Re: Small or big dub packages

2018-11-02 Thread Igor via Digitalmars-d-learn
On Thursday, 1 November 2018 at 14:07:37 UTC, Guillaume Piolat 
wrote:

On Monday, 29 October 2018 at 11:31:55 UTC, Igor wrote:
The way I see it the advantage of smaller packages is that 
users can pick and choose and and only have the code they 
really need in their project, but the con could become 
managing a lot of dependencies. Also I am not sure how compile 
time on clean project and previously compiled project would be 
affected.


Pros:
  Users can pick exactly what they need.
  Encourages decoupling instead of too much cohesion.
  Less code to build and maintain.
  Less chances of breakage on upgrade since you depend on less.
  Improve build time since only modified sub-packages get 
rebuilt.

  Good for the ecosystem.

Cons:
  More link-time operations when not using --combined, each 
sub-package is compiled at once. Too much sub-package can slow 
down builds.
  Possibly hitting more DUB edge cases (less the case since DUB 
has tests)
  Directory layout may need to change for proper VisualD 
support.
  On the DUB registry, sub-packages are less popular than "big" 
packages because less discoverable and for some reasons some 
people won't just pick a sub-package when there is a toplevel 
package.


Thanks for the list Guillaume.

I don't think subpackages are a good choice for what I have in 
mind. For example there is a number of packages in repository 
that offer image loading and saving to multiple formats, but what 
I am looking for is the most simple PNG reader that just supports 
the most common formats, no indexed or interlaced, but is 
extensible and in case I do get to need those I can just add 
dependency to PngIndexed and PngInterlaced packages and get 
support for those too. After that I might need to also use PNG 
writer which would be a separate package. Subpackage in this 
scenario (and in my mind) would only make sense for some common 
code that these packages would share.


Of course it could be that I don't fully understand 
subpackages... What do you think about above scenario?
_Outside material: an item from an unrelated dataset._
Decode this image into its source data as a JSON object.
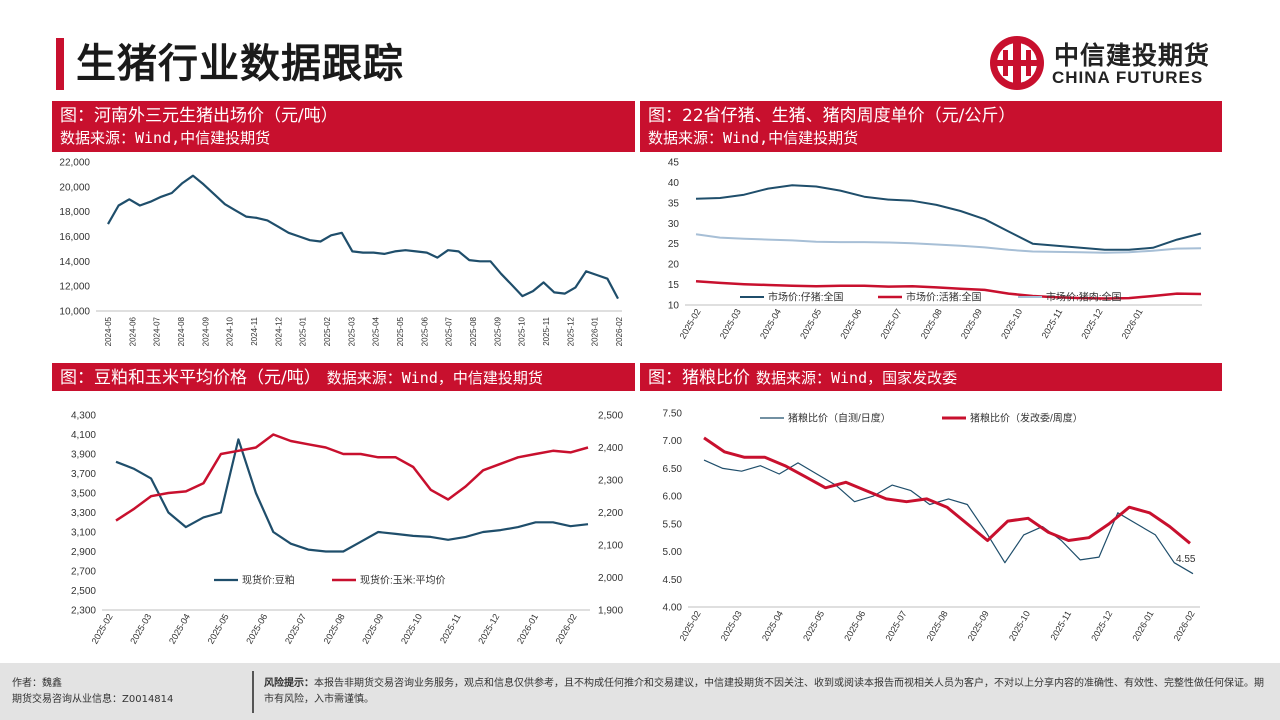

Are there 
any points you would add or change regarding it specifically?


Re: Small or big dub packages

2018-11-01 Thread Guillaume Piolat via Digitalmars-d-learn

On Monday, 29 October 2018 at 11:31:55 UTC, Igor wrote:
The way I see it the advantage of smaller packages is that 
users can pick and choose and and only have the code they 
really need in their project, but the con could become managing 
a lot of dependencies. Also I am not sure how compile time on 
clean project and previously compiled project would be affected.


Pros:
  Users can pick exactly what they need.
  Encourages decoupling instead of too much cohesion.
  Less code to build and maintain.
  Less chances of breakage on upgrade since you depend on less.
  Improve build time since only modified sub-packages get rebuilt.
  Good for the ecosystem.

Cons:
  More link-time operations when not using --combined, each 
sub-package is compiled at once. Too much sub-package can slow 
down builds.
  Possibly hitting more DUB edge cases (less the case since DUB 
has tests)

  Directory layout may need to change for proper VisualD support.
  On the DUB registry, sub-packages are less popular than "big" 
packages because less discoverable and for some reasons some 
people won't just pick a sub-package when there is a toplevel 
package.


Re: Small or big dub packages

2018-10-29 Thread Laurent Tréguier via Digitalmars-d-learn

On Monday, 29 October 2018 at 11:31:55 UTC, Igor wrote:
Can someone tell me what are pros and cons of having multiple 
extra small dub packages that depend on each other versus one 
dub package that has a bunch of functionality? Good example for 
this is dlib (https://github.com/gecko0307/dlib). It has many 
functionalities that could be split into separate packages.


The way I see it the advantage of smaller packages is that 
users can pick and choose and and only have the code they 
really need in their project, but the con could become managing 
a lot of dependencies. Also I am not sure how compile time on 
clean project and previously compiled project would be affected.


I'd use subpackages in such cases. This way you can either have 
one dependency on the whole thing, or select only a few 
subpackages.


Small or big dub packages

2018-10-29 Thread Igor via Digitalmars-d-learn
Can someone tell me what are pros and cons of having multiple 
extra small dub packages that depend on each other versus one dub 
package that has a bunch of functionality? Good example for this 
is dlib (https://github.com/gecko0307/dlib). It has many 
functionalities that could be split into separate packages.


The way I see it the advantage of smaller packages is that users 
can pick and choose and and only have the code they really need 
in their project, but the con could become managing a lot of 
dependencies. Also I am not sure how compile time on clean 
project and previously compiled project would be affected.